Cacophonie et manque de crédibilité des ministres algériens

Le gouvernement Ouyahia cultive l'art de dire une chose et son contraire.
Le gouvernement Ouyahia cultive l'art de dire une chose et son contraire.

Pourquoi le manque de stratégie en ce monde turbulent où tortue-Nation qui n’avance pas recule où l’Algérie sans les hydrocarbures un des pays les plus pauvres d’Afrique ?

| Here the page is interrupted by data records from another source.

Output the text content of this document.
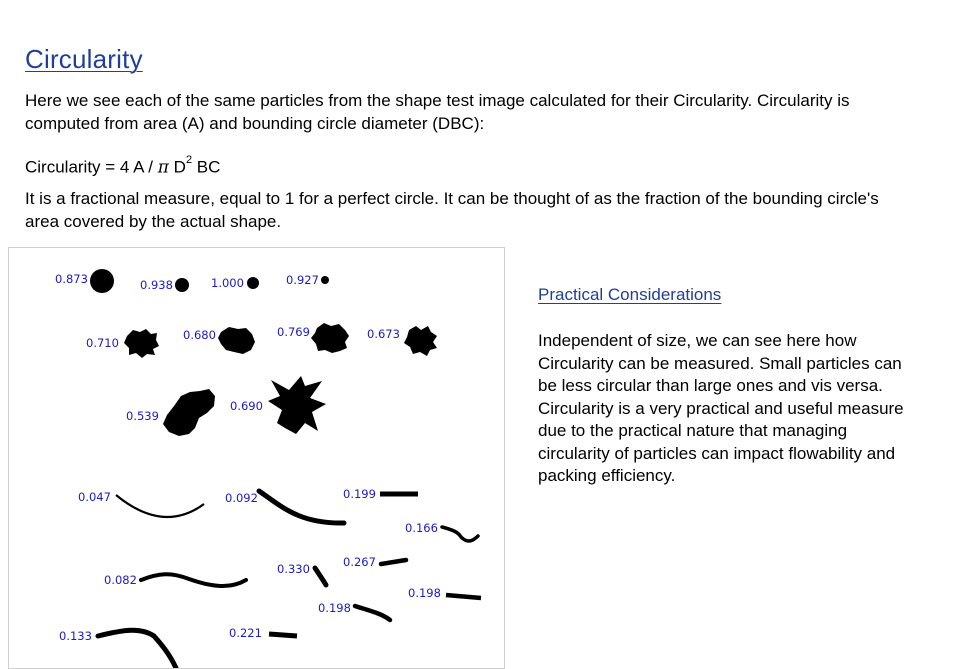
Circularity
Here we see each of the same particles from the shape test image calculated for their Circularity. Circularity is computed from area (A) and bounding circle diameter (DBC):
Circularity = 4 A / π $D^2$ BC
It is a fractional measure, equal to 1 for a perfect circle. It can be thought of as the fraction of the bounding circle's area covered by the actual shape.
0.873	0.938	1.000	0.927
0.710
0.680	0.769	0.673
0.539
0.690
0.047	0.092	0.199
0.166
0.082
0.330	0.267
0.198
0.198
0.133	0.221
Practical Considerations
Independent of size, we can see here how Circularity can be measured. Small particles can be less circular than large ones and vis versa.
Circularity is a very practical and useful measure due to the practical nature that managing circularity of particles can impact flowability and packing efficiency.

Pour preuve pas de gouvernement réel depuis trois mois et aucun changement dans les conditions de vie des populations. Mais fait plus grave, l’on assiste actuellement à une véritable cacophonie, de déclarations de responsables algériens qui ne mesurent pas la portée négative de leurs discours préjudiciables à l’image de l’Algérie. Un divorce entre le tapage publicitaire à coup de millions de dollars dans la presse internationale voulant montrer une situation idyllique, où ces ministres font dans le monologue d'autosatisfaction, et les discours contraires rapportés par l'agence de presse officielle algérienne. L’entropie atteint un niveau inacceptable. Une analyse psychanalytique beaucoup plus qu’économique devient nécessaire pour comprendre tant les contradictions de ces discours que les errements de la politique socio-économique de 1963 à 2012, en la liant toujours aux fluctuations des cours des hydrocarbures, fondement du pouvoir rentier. L’objet de cette contribution est d’en faire l’inventaire.

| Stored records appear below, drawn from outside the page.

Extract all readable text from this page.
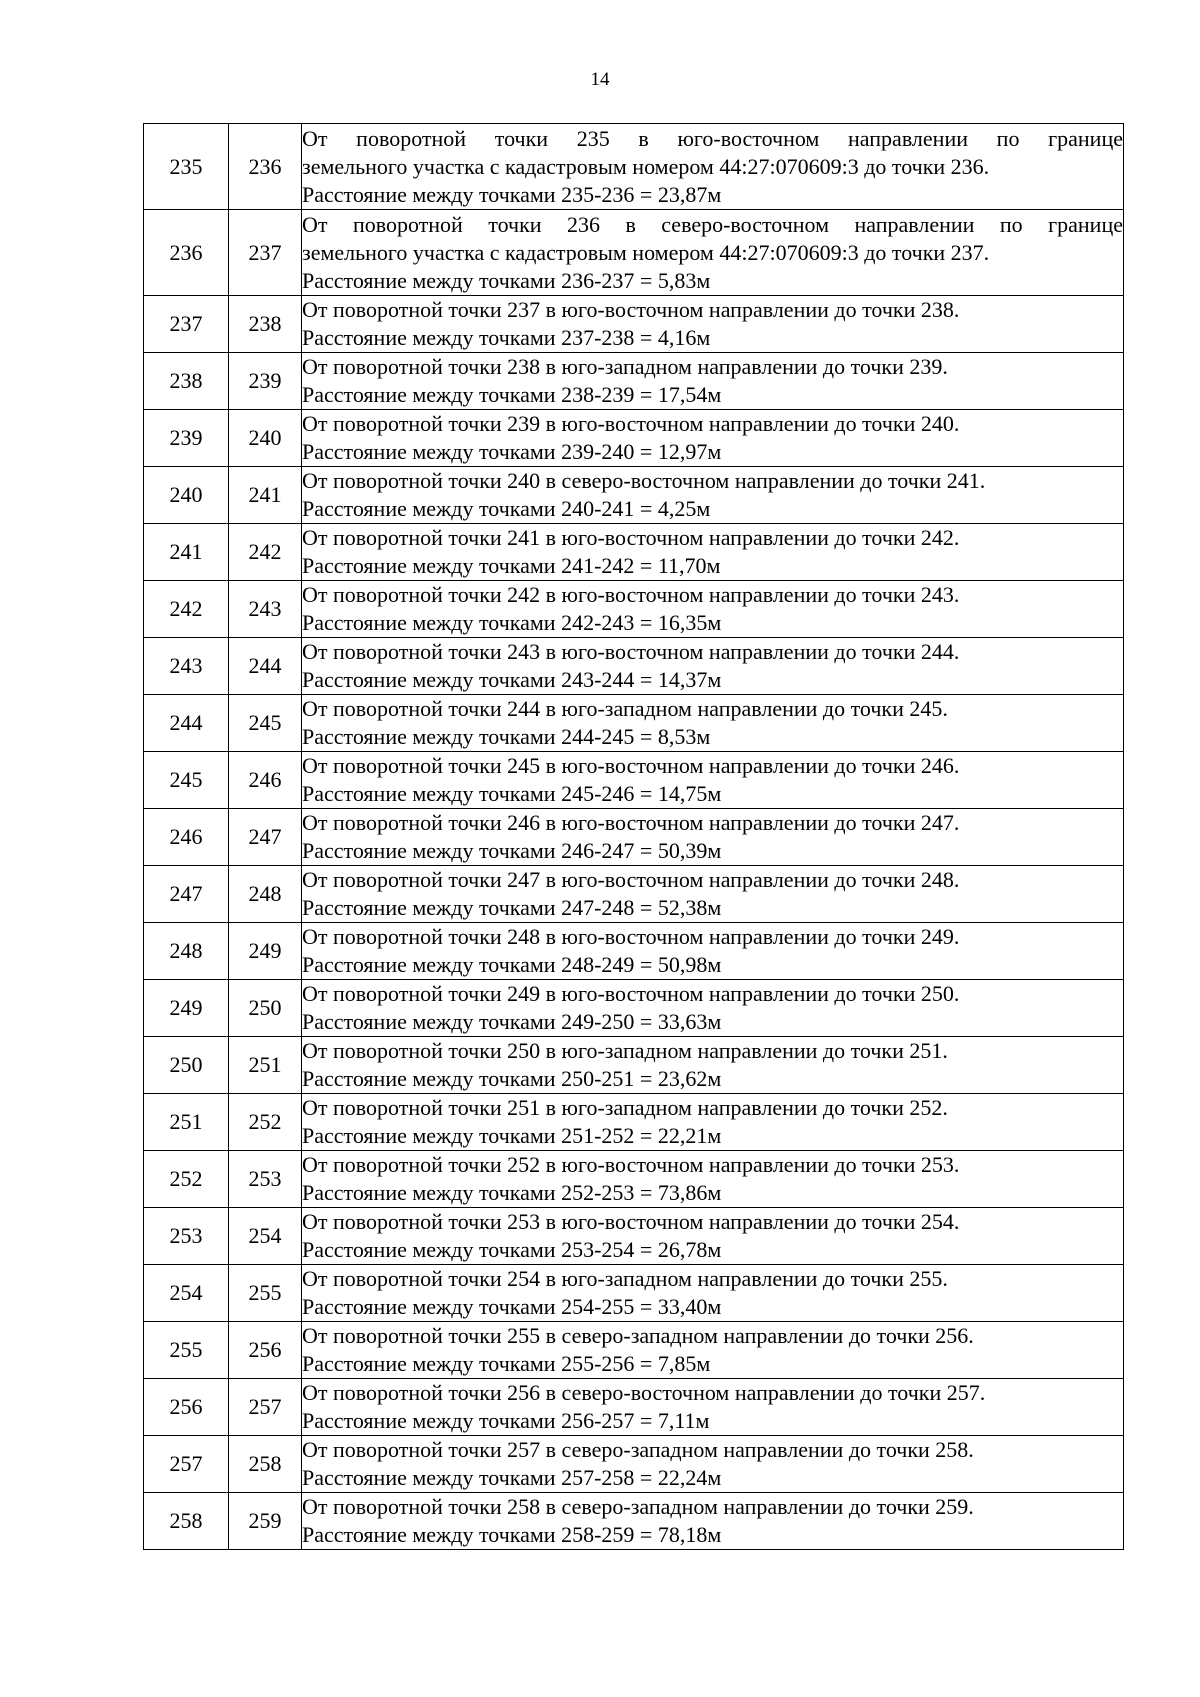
14
235	236	От поворотной точки 235 в юго-восточном направлении по границе
земельного участка с кадастровым номером 44:27:070609:3 до точки 236.
Расстояние между точками 235-236 = 23,87м

236	237	От поворотной точки 236 в северо-восточном направлении по границе
земельного участка с кадастровым номером 44:27:070609:3 до точки 237.
Расстояние между точками 236-237 = 5,83м

237	238	От поворотной точки 237 в юго-восточном направлении до точки 238.
Расстояние между точками 237-238 = 4,16м

238	239	От поворотной точки 238 в юго-западном направлении до точки 239.
Расстояние между точками 238-239 = 17,54м

239	240	От поворотной точки 239 в юго-восточном направлении до точки 240.
Расстояние между точками 239-240 = 12,97м

240	241	От поворотной точки 240 в северо-восточном направлении до точки 241.
Расстояние между точками 240-241 = 4,25м

241	242	От поворотной точки 241 в юго-восточном направлении до точки 242.
Расстояние между точками 241-242 = 11,70м

242	243	От поворотной точки 242 в юго-восточном направлении до точки 243.
Расстояние между точками 242-243 = 16,35м

243	244	От поворотной точки 243 в юго-восточном направлении до точки 244.
Расстояние между точками 243-244 = 14,37м

244	245	От поворотной точки 244 в юго-западном направлении до точки 245.
Расстояние между точками 244-245 = 8,53м

245	246	От поворотной точки 245 в юго-восточном направлении до точки 246.
Расстояние между точками 245-246 = 14,75м

246	247	От поворотной точки 246 в юго-восточном направлении до точки 247.
Расстояние между точками 246-247 = 50,39м

247	248	От поворотной точки 247 в юго-восточном направлении до точки 248.
Расстояние между точками 247-248 = 52,38м

248	249	От поворотной точки 248 в юго-восточном направлении до точки 249.
Расстояние между точками 248-249 = 50,98м

249	250	От поворотной точки 249 в юго-восточном направлении до точки 250.
Расстояние между точками 249-250 = 33,63м

250	251	От поворотной точки 250 в юго-западном направлении до точки 251.
Расстояние между точками 250-251 = 23,62м

251	252	От поворотной точки 251 в юго-западном направлении до точки 252.
Расстояние между точками 251-252 = 22,21м

252	253	От поворотной точки 252 в юго-восточном направлении до точки 253.
Расстояние между точками 252-253 = 73,86м

253	254	От поворотной точки 253 в юго-восточном направлении до точки 254.
Расстояние между точками 253-254 = 26,78м

254	255	От поворотной точки 254 в юго-западном направлении до точки 255.
Расстояние между точками 254-255 = 33,40м

255	256	От поворотной точки 255 в северо-западном направлении до точки 256.
Расстояние между точками 255-256 = 7,85м

256	257	От поворотной точки 256 в северо-восточном направлении до точки 257.
Расстояние между точками 256-257 = 7,11м

257	258	От поворотной точки 257 в северо-западном направлении до точки 258.
Расстояние между точками 257-258 = 22,24м

258	259	От поворотной точки 258 в северо-западном направлении до точки 259.
Расстояние между точками 258-259 = 78,18м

1.- Un ministre des Finances qui annonce entre 2010/2011 d’abord que la crise mondiale épargne l’Algérie puis en 2012 qui plus nuancé tout en affirmant que cela n’est pas grave, contredit en juillet 2012 par le gouverneur de la Banque d’Algérie qui avance que l’Algérie ne peut continuer à fonctionner sur la base d’un cours du baril de 110/120 dollars, plus précisément 70 dollars pour le fonctionnement et 40/50 dollars pour l’équipement, et le ministre de l’Energie qui annonce que la chute récente des cours si elle persiste ferait perdre à l’Algérie 20 milliards de dollars. Des cotations du dinar algérien au gré de la conjoncture par rapport à l’euro et le dollar, sans vision pénalisant tant les ménages que les opérateurs, et un dérapage du dinar sur le marché parallèle qui atteint depuis une année 150 dinars un euro, pouvant démontrer que sans hydrocarbures le dinar algérien flotterait entre 300/400 dinars un euro.

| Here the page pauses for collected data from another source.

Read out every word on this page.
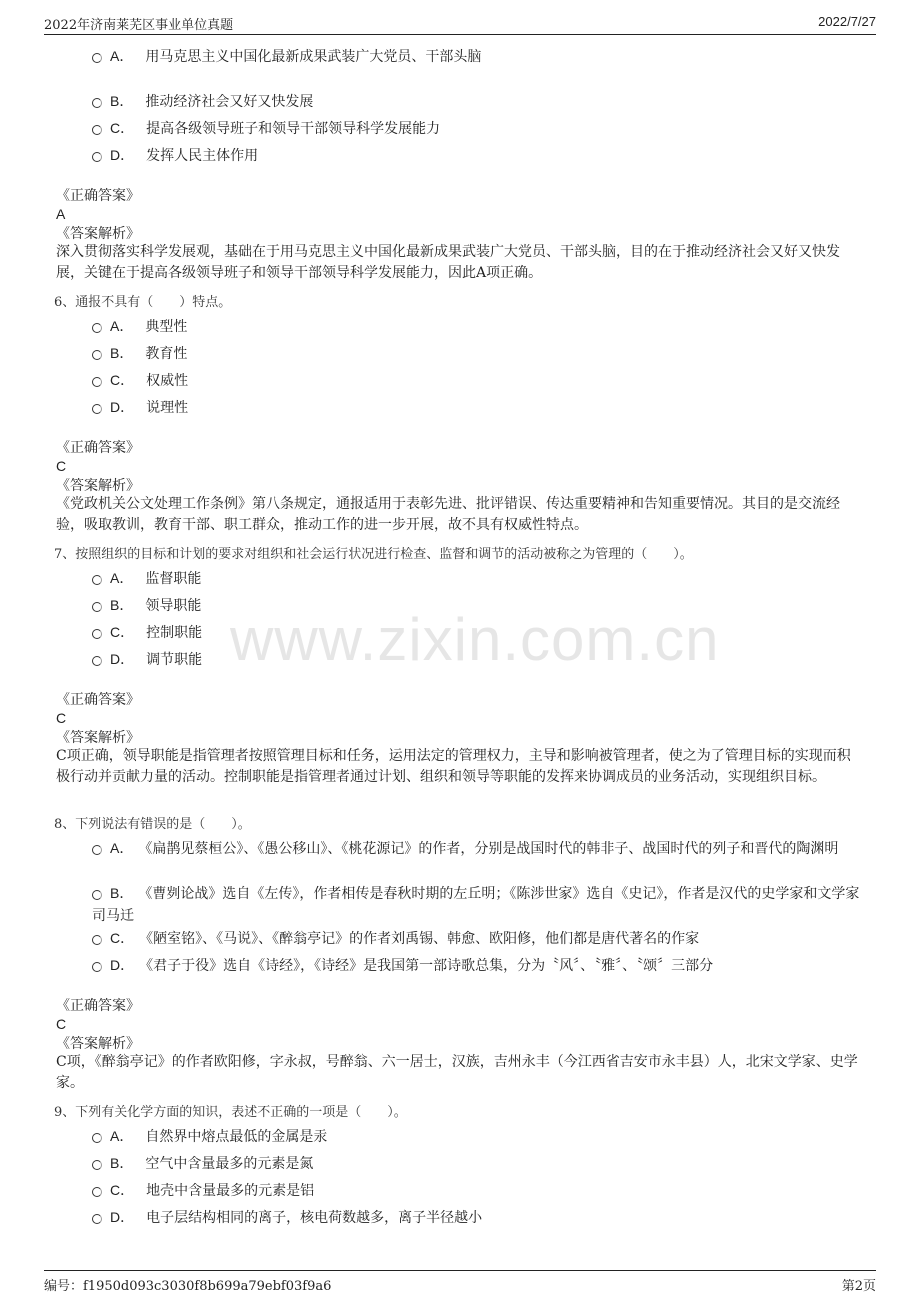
2022年济南莱芜区事业单位真题	2022/7/27
www.zixin.com.cn
A． 用马克思主义中国化最新成果武装广大党员、干部头脑
B． 推动经济社会又好又快发展
C． 提高各级领导班子和领导干部领导科学发展能力
D． 发挥人民主体作用
《正确答案》
A
《答案解析》
深入贯彻落实科学发展观，基础在于用马克思主义中国化最新成果武装广大党员、干部头脑，目的在于推动经济社会又好又快发展，关键在于提高各级领导班子和领导干部领导科学发展能力，因此A项正确。
6、通报不具有（　　）特点。
A． 典型性
B． 教育性
C． 权威性
D． 说理性
《正确答案》
C
《答案解析》
《党政机关公文处理工作条例》第八条规定，通报适用于表彰先进、批评错误、传达重要精神和告知重要情况。其目的是交流经验，吸取教训，教育干部、职工群众，推动工作的进一步开展，故不具有权威性特点。
7、按照组织的目标和计划的要求对组织和社会运行状况进行检查、监督和调节的活动被称之为管理的（　　）。
A． 监督职能
B． 领导职能
C． 控制职能
D． 调节职能
《正确答案》
C
《答案解析》
C项正确，领导职能是指管理者按照管理目标和任务，运用法定的管理权力，主导和影响被管理者，使之为了管理目标的实现而积极行动并贡献力量的活动。控制职能是指管理者通过计划、组织和领导等职能的发挥来协调成员的业务活动，实现组织目标。
8、下列说法有错误的是（　　）。
A． 《扁鹊见蔡桓公》、《愚公移山》、《桃花源记》的作者，分别是战国时代的韩非子、战国时代的列子和晋代的陶渊明
B． 《曹刿论战》选自《左传》，作者相传是春秋时期的左丘明；《陈涉世家》选自《史记》，作者是汉代的史学家和文学家司马迁
C． 《陋室铭》、《马说》、《醉翁亭记》的作者刘禹锡、韩愈、欧阳修，他们都是唐代著名的作家
D． 《君子于役》选自《诗经》，《诗经》是我国第一部诗歌总集，分为〝风〞、〝雅〞、〝颂〞三部分
《正确答案》
C
《答案解析》
C项，《醉翁亭记》的作者欧阳修，字永叔，号醉翁、六一居士，汉族，吉州永丰（今江西省吉安市永丰县）人，北宋文学家、史学家。
9、下列有关化学方面的知识，表述不正确的一项是（　　）。
A． 自然界中熔点最低的金属是汞
B． 空气中含量最多的元素是氮
C． 地壳中含量最多的元素是铝
D． 电子层结构相同的离子，核电荷数越多，离子半径越小
编号：f1950d093c3030f8b699a79ebf03f9a6	第2页
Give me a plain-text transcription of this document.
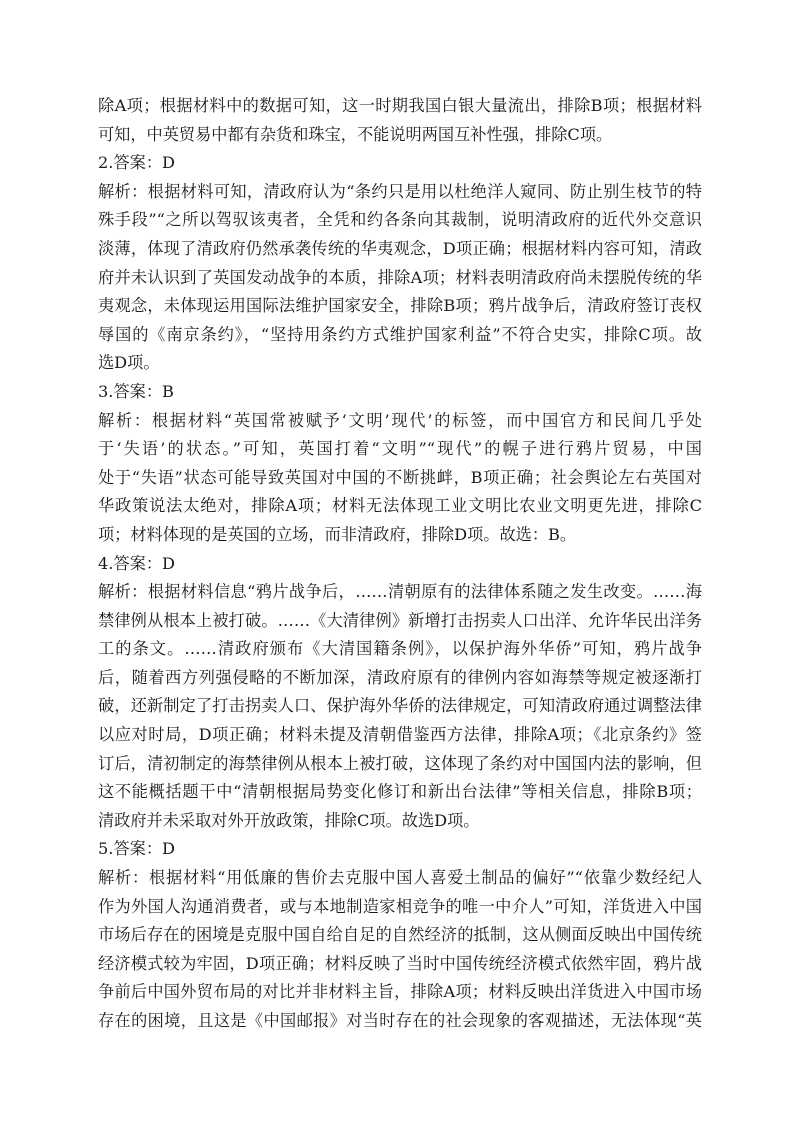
除A项；根据材料中的数据可知，这一时期我国白银大量流出，排除B项；根据材料
可知，中英贸易中都有杂货和珠宝，不能说明两国互补性强，排除C项。
2.答案：D
解析：根据材料可知，清政府认为“条约只是用以杜绝洋人窥同、防止别生枝节的特
殊手段”“之所以驾驭该夷者，全凭和约各条向其裁制，说明清政府的近代外交意识
淡薄，体现了清政府仍然承袭传统的华夷观念，D项正确；根据材料内容可知，清政
府并未认识到了英国发动战争的本质，排除A项；材料表明清政府尚未摆脱传统的华
夷观念，未体现运用国际法维护国家安全，排除B项；鸦片战争后，清政府签订丧权
辱国的《南京条约》，“坚持用条约方式维护国家利益”不符合史实，排除C项。故
选D项。
3.答案：B
解析：根据材料“英国常被赋予‘文明’现代’的标签，而中国官方和民间几乎处
于‘失语’的状态。”可知，英国打着“文明”“现代”的幌子进行鸦片贸易，中国
处于“失语”状态可能导致英国对中国的不断挑衅，B项正确；社会舆论左右英国对
华政策说法太绝对，排除A项；材料无法体现工业文明比农业文明更先进，排除C
项；材料体现的是英国的立场，而非清政府，排除D项。故选：B。
4.答案：D
解析：根据材料信息“鸦片战争后，……清朝原有的法律体系随之发生改变。……海
禁律例从根本上被打破。……《大清律例》新增打击拐卖人口出洋、允许华民出洋务
工的条文。……清政府颁布《大清国籍条例》，以保护海外华侨”可知，鸦片战争
后，随着西方列强侵略的不断加深，清政府原有的律例内容如海禁等规定被逐渐打
破，还新制定了打击拐卖人口、保护海外华侨的法律规定，可知清政府通过调整法律
以应对时局，D项正确；材料未提及清朝借鉴西方法律，排除A项；《北京条约》签
订后，清初制定的海禁律例从根本上被打破，这体现了条约对中国国内法的影响，但
这不能概括题干中“清朝根据局势变化修订和新出台法律”等相关信息，排除B项；
清政府并未采取对外开放政策，排除C项。故选D项。
5.答案：D
解析：根据材料“用低廉的售价去克服中国人喜爱土制品的偏好”“依靠少数经纪人
作为外国人沟通消费者，或与本地制造家相竞争的唯一中介人”可知，洋货进入中国
市场后存在的困境是克服中国自给自足的自然经济的抵制，这从侧面反映出中国传统
经济模式较为牢固，D项正确；材料反映了当时中国传统经济模式依然牢固，鸦片战
争前后中国外贸布局的对比并非材料主旨，排除A项；材料反映出洋货进入中国市场
存在的困境，且这是《中国邮报》对当时存在的社会现象的客观描述，无法体现“英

2.- Le ministre de l’Investissement qui affirme que l’Algérie produira des voitures Renault Algérie entre 50.000/75.000 unités/an d’abord fin 2011 puis maintenant fin 2012, son prédécesseur ayant affirmé une voiture entre 2007/2008. Or, les normes internationales pour les voitures de moyennes gammes vont vers 300.000/7400.000 unités/an. Que le ministre nous dit à quel cout sera produite cette voiture. A moins que le gouvernement ne décide de supporter l’investissement seul, avec des coûts et des prix élevés. Etant à l’ère de la mondialisation et au sein d’une économie ouverte, cette unité avec cette faible capacité ne tiendra pas la route dans le temps. A moins que - comme cela se passe pour la majorité des entreprises publiques structurellement déficitaires, le Trésor ne supporte ce déficit, sachant qu’il a consacré plus de 50 milliards entre 1991 et 2011 au sauvetage d’entreprises dont 70% sont revenues à la case-départ. Tant qu’il y aura des hydrocarbures. D’autant plus que l’on ne peut interdire l’importation quitte à ce que le gouvernement algérien viole les conventions internationales qu’il a signé en toute souveraineté et qu’il instaure un monopole de fait source de surcout supporté par le consommateur algérien ? Hormis le fait que la règle des 49/51% fait fuir bon nombre d’investisseurs (il aurait été plus juste, pour les intérêts de l’Algérie, d’établir d’autres critères, dont la balance technologique et financière positive), Renault-Nissan est une multinationale qui a une stratégie internationalisée et des ententes oligopolistiques avec d’autres constructeurs pour se partager le marché mondial.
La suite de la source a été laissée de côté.